Help Tackling Racism (Help needed: Latinos, Blacks, Asians, Natives, Pacific Islanders, Biracials)

snowflake1814snowflake1814 WisconsinPosts: 36
I've become increasingly alarmed and disappointed in the amount of racist jokes and comments in my school recently. The thing is, I am white with no black friends (acquaintances yes, but we only talk briefly after school while leaving for home and the issue doesn't come up.) None of this is helped by the fact that it's a small town with only about 350 people in our high school, which has a total of four African-Americans in our school. There are many more Latinos, but still only about a fifth of the HS is Latino or biracial.

What I'm asking is this: Does anyone know how to respond to racism when it comes up? When it has I usually tell the people to stop, but they usually just respond saying that I "don't have a sense of humor", that it doesn't really matter, it was just a joke, "don't be so offended", "there's no black people in here anyway", etc.

Then it usually turns to me just telling the teacher after class and them having a talk, but honestly that feels like me A-Being some middle-school kid who always relies on the teacher and B- The students don't care and the problem doesn't stop.

I also have the long title because I want to know how non-whites would handle this. What would you recommend I do? I don't want to assume I know the answer or what is offensive and what is not, because I don't. As John has frequently mentioned in Vlogbrothers videos and a bit in DH&J, that we need to get better at listening to others. In this case I'm talking about third-world countries, when he says that he have to listen to them and help them in the way they say they need to be helped, not assume that we know all the solutions.

So what do other nerdfighters recommend I do?
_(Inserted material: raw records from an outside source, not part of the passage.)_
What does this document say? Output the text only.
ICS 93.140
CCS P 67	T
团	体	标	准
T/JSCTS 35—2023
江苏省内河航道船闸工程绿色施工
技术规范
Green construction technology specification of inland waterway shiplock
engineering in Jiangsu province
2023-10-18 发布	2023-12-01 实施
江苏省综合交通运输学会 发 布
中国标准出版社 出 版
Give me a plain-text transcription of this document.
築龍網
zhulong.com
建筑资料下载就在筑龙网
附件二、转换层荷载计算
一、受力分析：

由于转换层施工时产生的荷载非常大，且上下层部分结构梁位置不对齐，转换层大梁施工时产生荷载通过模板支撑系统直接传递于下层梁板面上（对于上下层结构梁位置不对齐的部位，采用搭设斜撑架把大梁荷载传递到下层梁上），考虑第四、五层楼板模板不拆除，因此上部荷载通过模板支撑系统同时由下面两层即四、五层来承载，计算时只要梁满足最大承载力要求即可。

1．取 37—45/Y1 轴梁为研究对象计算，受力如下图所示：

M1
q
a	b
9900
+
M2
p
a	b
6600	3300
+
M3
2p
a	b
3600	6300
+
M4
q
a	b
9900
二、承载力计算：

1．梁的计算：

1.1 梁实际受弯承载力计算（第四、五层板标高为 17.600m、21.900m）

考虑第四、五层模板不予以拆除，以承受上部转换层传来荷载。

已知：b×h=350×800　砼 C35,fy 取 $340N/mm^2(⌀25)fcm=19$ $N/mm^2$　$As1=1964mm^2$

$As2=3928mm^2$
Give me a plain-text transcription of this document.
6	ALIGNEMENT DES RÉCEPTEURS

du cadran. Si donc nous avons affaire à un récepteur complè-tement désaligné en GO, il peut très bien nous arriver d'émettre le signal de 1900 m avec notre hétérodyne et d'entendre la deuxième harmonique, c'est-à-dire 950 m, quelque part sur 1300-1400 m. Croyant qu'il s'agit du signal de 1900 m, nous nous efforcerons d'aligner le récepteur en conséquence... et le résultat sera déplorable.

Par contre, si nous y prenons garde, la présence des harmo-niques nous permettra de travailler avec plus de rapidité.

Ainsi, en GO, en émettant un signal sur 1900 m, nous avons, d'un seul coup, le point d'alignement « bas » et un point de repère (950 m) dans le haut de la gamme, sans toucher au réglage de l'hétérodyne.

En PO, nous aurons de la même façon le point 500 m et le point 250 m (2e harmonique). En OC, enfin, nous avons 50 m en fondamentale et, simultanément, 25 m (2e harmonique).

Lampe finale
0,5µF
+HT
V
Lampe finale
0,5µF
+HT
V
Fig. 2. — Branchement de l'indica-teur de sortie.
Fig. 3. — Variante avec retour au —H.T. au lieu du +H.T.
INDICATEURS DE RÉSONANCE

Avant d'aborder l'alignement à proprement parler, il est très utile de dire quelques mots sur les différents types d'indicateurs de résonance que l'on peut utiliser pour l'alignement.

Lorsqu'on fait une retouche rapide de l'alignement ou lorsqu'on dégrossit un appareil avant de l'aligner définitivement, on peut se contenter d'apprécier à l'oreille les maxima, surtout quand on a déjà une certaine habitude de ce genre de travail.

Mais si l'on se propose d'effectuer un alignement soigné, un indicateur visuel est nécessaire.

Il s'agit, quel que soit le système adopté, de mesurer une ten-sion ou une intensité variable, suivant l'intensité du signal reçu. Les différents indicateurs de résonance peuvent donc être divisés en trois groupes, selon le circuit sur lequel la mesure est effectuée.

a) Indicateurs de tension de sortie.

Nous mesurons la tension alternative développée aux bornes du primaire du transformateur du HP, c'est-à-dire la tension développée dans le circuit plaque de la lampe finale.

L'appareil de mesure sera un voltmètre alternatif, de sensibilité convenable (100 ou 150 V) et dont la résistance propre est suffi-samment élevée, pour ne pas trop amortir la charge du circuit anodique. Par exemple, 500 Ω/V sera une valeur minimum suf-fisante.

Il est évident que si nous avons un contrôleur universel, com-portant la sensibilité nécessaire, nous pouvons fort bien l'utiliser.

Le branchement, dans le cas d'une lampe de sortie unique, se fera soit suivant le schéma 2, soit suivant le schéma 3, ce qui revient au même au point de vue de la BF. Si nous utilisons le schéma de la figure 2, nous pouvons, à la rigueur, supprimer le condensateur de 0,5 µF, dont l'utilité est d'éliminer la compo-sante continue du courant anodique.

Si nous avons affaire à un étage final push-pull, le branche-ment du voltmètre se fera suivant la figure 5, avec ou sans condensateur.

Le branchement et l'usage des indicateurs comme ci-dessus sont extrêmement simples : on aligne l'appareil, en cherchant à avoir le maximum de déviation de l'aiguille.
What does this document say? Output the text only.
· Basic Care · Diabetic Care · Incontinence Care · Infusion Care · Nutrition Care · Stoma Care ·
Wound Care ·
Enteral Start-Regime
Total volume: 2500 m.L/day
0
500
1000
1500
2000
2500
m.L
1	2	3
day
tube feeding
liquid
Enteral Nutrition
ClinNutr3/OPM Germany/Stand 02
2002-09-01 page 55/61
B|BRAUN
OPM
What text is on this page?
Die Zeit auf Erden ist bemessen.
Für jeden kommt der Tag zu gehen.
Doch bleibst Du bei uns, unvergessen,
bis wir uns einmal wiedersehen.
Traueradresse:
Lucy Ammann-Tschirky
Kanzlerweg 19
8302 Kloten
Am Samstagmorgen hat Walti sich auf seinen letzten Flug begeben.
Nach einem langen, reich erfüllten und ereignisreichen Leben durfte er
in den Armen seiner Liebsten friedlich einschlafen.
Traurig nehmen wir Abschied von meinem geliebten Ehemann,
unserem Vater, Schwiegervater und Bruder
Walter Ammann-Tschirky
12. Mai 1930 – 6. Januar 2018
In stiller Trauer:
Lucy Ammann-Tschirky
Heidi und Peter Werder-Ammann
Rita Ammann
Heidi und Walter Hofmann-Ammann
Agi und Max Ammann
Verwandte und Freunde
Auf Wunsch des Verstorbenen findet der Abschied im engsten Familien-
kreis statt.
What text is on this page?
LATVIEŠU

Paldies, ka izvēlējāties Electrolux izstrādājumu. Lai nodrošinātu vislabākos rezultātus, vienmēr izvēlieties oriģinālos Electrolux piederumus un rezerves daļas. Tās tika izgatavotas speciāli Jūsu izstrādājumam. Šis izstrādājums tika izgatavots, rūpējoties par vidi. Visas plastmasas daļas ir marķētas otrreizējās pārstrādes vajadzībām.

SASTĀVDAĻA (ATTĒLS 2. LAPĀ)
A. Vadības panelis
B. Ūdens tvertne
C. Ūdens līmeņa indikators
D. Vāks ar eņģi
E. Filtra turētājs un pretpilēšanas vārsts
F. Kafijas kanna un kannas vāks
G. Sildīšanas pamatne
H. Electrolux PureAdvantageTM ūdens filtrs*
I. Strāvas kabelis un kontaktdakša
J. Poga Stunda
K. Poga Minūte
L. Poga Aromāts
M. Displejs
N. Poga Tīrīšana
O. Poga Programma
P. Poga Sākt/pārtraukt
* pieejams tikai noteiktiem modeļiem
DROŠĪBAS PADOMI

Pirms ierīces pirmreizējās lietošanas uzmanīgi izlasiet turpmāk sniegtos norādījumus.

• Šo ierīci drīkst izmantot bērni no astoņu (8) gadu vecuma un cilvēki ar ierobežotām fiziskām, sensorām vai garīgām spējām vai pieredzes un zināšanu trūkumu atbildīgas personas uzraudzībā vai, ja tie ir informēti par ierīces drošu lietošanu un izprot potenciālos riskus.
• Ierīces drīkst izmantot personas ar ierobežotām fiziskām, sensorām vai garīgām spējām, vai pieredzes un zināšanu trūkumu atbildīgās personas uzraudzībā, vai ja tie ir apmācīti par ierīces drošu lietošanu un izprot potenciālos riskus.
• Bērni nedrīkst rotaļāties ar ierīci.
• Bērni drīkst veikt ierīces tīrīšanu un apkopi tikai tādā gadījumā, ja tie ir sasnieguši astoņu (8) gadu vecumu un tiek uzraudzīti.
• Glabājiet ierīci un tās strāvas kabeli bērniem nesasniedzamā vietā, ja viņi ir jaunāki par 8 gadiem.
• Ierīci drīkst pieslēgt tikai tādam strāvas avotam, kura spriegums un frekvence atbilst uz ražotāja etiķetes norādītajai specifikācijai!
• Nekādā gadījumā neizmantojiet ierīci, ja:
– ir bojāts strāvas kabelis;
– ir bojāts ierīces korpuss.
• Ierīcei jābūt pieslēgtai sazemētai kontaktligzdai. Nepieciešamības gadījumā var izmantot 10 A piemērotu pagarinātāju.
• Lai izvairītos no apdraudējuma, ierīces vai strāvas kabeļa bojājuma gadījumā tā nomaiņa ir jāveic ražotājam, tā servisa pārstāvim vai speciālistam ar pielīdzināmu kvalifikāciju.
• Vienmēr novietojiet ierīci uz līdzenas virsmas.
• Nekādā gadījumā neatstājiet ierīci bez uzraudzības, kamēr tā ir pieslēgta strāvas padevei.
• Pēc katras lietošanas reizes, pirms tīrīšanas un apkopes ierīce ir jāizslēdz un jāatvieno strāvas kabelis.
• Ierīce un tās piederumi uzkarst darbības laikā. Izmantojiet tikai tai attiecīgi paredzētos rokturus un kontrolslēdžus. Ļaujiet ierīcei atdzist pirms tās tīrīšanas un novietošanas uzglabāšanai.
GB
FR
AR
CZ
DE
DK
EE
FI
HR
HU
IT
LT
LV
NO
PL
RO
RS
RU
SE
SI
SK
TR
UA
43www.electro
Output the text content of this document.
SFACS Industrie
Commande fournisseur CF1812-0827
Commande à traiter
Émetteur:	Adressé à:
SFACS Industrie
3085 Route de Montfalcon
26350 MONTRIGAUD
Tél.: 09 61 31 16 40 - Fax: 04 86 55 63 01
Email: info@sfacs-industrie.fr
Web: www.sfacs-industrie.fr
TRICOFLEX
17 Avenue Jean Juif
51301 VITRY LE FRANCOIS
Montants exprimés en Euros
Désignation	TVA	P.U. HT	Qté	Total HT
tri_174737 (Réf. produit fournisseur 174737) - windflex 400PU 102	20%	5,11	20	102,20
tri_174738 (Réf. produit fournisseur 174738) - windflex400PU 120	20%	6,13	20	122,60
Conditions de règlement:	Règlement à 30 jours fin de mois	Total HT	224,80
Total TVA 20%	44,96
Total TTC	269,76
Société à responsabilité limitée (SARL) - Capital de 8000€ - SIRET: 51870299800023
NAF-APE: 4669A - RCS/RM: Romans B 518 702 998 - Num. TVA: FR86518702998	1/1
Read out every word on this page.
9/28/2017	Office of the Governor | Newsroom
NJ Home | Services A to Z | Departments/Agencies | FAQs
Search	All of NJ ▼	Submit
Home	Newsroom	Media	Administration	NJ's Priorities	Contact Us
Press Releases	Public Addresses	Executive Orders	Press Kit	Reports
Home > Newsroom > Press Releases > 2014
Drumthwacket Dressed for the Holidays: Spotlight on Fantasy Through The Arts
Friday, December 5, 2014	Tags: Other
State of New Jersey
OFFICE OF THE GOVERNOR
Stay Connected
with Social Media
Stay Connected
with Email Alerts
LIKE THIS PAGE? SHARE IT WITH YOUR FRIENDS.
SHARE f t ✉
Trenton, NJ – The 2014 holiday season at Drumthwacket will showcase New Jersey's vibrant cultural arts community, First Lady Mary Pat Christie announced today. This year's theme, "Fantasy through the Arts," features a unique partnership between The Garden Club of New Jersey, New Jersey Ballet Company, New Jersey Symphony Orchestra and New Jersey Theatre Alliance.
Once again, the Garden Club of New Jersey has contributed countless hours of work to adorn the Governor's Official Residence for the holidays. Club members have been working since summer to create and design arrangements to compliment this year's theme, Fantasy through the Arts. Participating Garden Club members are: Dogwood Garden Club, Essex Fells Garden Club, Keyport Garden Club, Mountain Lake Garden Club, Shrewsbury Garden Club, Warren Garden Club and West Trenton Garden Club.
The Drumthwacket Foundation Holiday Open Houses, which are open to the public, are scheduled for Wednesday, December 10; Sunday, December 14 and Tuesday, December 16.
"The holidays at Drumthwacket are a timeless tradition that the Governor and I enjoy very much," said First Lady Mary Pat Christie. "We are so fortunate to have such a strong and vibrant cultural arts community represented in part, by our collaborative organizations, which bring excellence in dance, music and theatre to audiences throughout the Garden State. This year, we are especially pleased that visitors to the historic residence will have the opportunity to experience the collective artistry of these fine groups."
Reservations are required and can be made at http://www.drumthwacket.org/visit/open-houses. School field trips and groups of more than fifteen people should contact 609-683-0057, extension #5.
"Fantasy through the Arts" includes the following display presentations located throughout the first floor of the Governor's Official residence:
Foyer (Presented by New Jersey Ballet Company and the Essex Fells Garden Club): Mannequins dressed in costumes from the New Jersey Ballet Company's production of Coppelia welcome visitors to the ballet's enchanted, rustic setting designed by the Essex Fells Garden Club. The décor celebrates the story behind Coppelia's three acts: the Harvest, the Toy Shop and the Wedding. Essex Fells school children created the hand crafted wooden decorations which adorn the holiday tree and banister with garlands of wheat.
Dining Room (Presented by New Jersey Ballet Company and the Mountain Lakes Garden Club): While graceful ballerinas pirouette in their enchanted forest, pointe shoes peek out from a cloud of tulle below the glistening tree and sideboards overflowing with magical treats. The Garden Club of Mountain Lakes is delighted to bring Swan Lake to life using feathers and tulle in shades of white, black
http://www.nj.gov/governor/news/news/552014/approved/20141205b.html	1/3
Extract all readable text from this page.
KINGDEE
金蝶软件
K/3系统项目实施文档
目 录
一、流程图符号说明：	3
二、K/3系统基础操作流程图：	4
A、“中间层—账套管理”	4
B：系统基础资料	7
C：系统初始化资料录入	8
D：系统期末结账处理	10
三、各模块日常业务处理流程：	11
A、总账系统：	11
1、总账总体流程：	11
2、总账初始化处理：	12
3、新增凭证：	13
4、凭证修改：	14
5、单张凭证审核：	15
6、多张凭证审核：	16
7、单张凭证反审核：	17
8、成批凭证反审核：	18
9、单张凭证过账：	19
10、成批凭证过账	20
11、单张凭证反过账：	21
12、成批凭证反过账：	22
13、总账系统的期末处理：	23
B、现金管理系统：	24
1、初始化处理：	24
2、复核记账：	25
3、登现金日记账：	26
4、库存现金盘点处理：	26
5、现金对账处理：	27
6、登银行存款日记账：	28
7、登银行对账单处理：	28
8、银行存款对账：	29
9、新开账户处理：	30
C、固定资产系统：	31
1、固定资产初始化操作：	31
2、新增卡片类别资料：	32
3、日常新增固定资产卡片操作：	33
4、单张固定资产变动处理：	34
How do you non-whites suggest I help?
Memento mori

Comments

  • snowflake1814snowflake1814 WisconsinPosts: 36
    Feel like I should mention/clarify: Anyone can comment or post tips on this, even if you are white. I just don't have any strategies for going about the issue and wanted insight.
    Memento mori
  • Gara_the_engineerGara_the_engineer In a log house at the edge of the forestPosts: 601 ✭✭✭
    edited March 4
    First off, I should say that I'm white so I don't have much more insight in the issues than you do, so you'll have to take my answer for what it is: assumptions and guesses. Anyone is free to correct me.

    I once had colleagues who regularly used the Swedish version of the n-word as their way of describing someone in a disrespectful manner (they've had general disregard for anyone that's different, using "gay" as a word of insult and so on), and whenever they did, I just looked calmly at the person and asked something along the lines of "was that the best and most appropriate way you could find to describe a person?". As you may guess, one of them got tired of this after a while, getting sad and upset because I was "always nagging on him". >.>

    Likewise, with jokes, I've gotten the tip that when you hear someone telling a racist (or homophobic or whatever) joke, you just look calmly and coldly at them, utterly unamused but no other emotion and ask (equally calmly, and a bit curiously): "What's supposed to be fun with that?". And when they tell you that it's just a joke, you ask them what makes it a joke. It may take a few questions, but sooner or later they'll end up in the situation of having explained why making fun of someone is funny to them (which lays bare their disregard for other people, which makes them look (rightfully) bad in the eyes of any decent spectator). Then you just say "ah" or something like that and nothing more. Just don't say anything more after that, because their own words have probably been much better in making themselves look bad than any addition by you could to.

    Also, although you may not be able to make people change their behaviour, you do at least show that you're a person who (without being some crazy aggressive warrior on the subject) are against prejudices and a person who will protect a person when they need it. Being a person that people feel safe around is in itself an important thing in giving people safe spaces. This is something I myself have experienced at work, being a female in a heavily male-gendered branch: although I haven't encountered anything bad on my current ship, I know who I'd go to if I'd ever need it because he's very active in speaking up against unacceptable behaviours of any kind (and he's kind of a friend of mine too). Just knowing that there is such a person there is important for one's feeling of being safe and accepted.